I tried creating a virtual machine ti run this from in windows 11, however i need it to connect to be able to plug an ethernet cable in, but it would not regconise it even after creating virtual switches and selecting different options.

Any help would be greatly appreciated.

Regards

You just repeated what you said before. Again - we do not know what Rufus put on this USB so we cannot tell what file to select. The standard bootable image would be \EFI\Boot\bootx64.efi, but if firmware fails to detect USB as bootable, this file is probably missing.

Well, as you are apparently blocked by Google …

  1. chrysocome.net - dd for windows
  2. Rawrite32 (netbsd.org)
  3. Rufus dd mode (which is arguably well hidden in the current Rufus)

As long as it correctly guesses the parameters needed by your particular image to actually find itself after boot … and your image supports the filesystem used on Ventoy medium … it never worked for any image I tried.

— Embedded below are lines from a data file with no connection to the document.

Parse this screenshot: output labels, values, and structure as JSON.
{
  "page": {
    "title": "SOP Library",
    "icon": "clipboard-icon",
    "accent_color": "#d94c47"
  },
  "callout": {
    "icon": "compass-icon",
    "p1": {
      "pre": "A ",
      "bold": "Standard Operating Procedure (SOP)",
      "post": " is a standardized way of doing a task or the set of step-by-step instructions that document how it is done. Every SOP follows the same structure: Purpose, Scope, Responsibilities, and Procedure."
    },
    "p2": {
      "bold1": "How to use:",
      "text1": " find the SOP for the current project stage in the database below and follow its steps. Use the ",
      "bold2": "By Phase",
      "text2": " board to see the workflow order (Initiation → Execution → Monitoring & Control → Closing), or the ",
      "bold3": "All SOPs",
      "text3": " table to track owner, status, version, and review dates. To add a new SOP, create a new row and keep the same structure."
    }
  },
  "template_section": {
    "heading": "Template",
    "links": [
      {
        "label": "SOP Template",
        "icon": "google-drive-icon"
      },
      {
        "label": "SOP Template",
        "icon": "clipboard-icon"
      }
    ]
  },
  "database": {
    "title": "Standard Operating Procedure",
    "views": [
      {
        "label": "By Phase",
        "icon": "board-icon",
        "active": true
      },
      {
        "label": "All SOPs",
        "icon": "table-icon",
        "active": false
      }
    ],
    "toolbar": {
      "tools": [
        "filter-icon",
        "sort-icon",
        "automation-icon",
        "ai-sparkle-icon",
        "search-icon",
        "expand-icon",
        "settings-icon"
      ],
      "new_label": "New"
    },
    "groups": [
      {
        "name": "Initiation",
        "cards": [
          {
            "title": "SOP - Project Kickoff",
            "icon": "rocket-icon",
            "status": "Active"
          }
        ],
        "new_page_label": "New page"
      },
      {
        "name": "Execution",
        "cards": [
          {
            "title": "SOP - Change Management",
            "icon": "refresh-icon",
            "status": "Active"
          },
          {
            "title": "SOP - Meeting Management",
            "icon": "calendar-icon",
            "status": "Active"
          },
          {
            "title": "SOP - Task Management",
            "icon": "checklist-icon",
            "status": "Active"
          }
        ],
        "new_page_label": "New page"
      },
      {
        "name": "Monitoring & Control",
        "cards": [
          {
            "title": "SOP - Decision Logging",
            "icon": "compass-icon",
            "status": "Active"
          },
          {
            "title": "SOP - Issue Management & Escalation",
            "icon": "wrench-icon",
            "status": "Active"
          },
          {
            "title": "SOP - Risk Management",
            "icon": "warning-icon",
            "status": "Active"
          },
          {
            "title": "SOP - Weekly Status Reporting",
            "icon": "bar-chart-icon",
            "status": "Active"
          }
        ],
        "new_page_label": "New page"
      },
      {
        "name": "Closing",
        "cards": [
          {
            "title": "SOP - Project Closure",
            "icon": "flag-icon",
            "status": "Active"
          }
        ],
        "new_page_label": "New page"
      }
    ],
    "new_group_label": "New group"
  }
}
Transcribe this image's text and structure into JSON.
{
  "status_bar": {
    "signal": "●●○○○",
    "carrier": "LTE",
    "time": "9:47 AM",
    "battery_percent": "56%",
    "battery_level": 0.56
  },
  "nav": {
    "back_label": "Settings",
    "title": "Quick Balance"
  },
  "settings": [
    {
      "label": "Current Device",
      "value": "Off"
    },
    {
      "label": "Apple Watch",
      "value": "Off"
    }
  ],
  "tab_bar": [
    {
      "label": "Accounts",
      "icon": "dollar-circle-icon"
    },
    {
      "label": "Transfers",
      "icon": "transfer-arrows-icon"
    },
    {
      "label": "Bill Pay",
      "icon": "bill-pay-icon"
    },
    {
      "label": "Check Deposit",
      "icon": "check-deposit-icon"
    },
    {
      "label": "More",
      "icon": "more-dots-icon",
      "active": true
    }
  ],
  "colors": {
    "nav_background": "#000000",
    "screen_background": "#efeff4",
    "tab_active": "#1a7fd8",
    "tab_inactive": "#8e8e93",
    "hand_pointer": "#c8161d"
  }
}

I can’t recall any failures. I just cleaned old .isos off mine after upgrading it to latest Ventoy version. Before cleaning, mine included:

d-installer-live.x86_64.iso
KNOPPIX_V9.1DVD-2021-01-25-EN.iso
memtest86-cdiso82.iso
MX-19.4_x64.iso
neon-user-20220317-0946.iso
openSUSE-Leap-15.2-DVD-x86_64.iso
openSUSE-Leap-15.5-DVD-x86_64-20230731.iso
openSUSE-Leap-15.5-Rescue-CD-x86_64-20230731.iso
openSUSE-Tumbleweed-DVD-x86_64-Snapshot20230318-Media.iso
openSUSE-Tumbleweed-Rescue-CD-x86_64-20230731-Media.iso
openSUSE-Tumbleweed-Rescue-CD-x86_64-Snapshot20230318-Media.iso
seaToolsDOS223ALL.ISO

Well, maybe it became better. Still, it adds yet another layer of indirection that can have its own problems.

I think I may have tried it with images that were rather picky at finding their content. There is no way to emulate CD-ROM after kernel has been loaded, so they failed.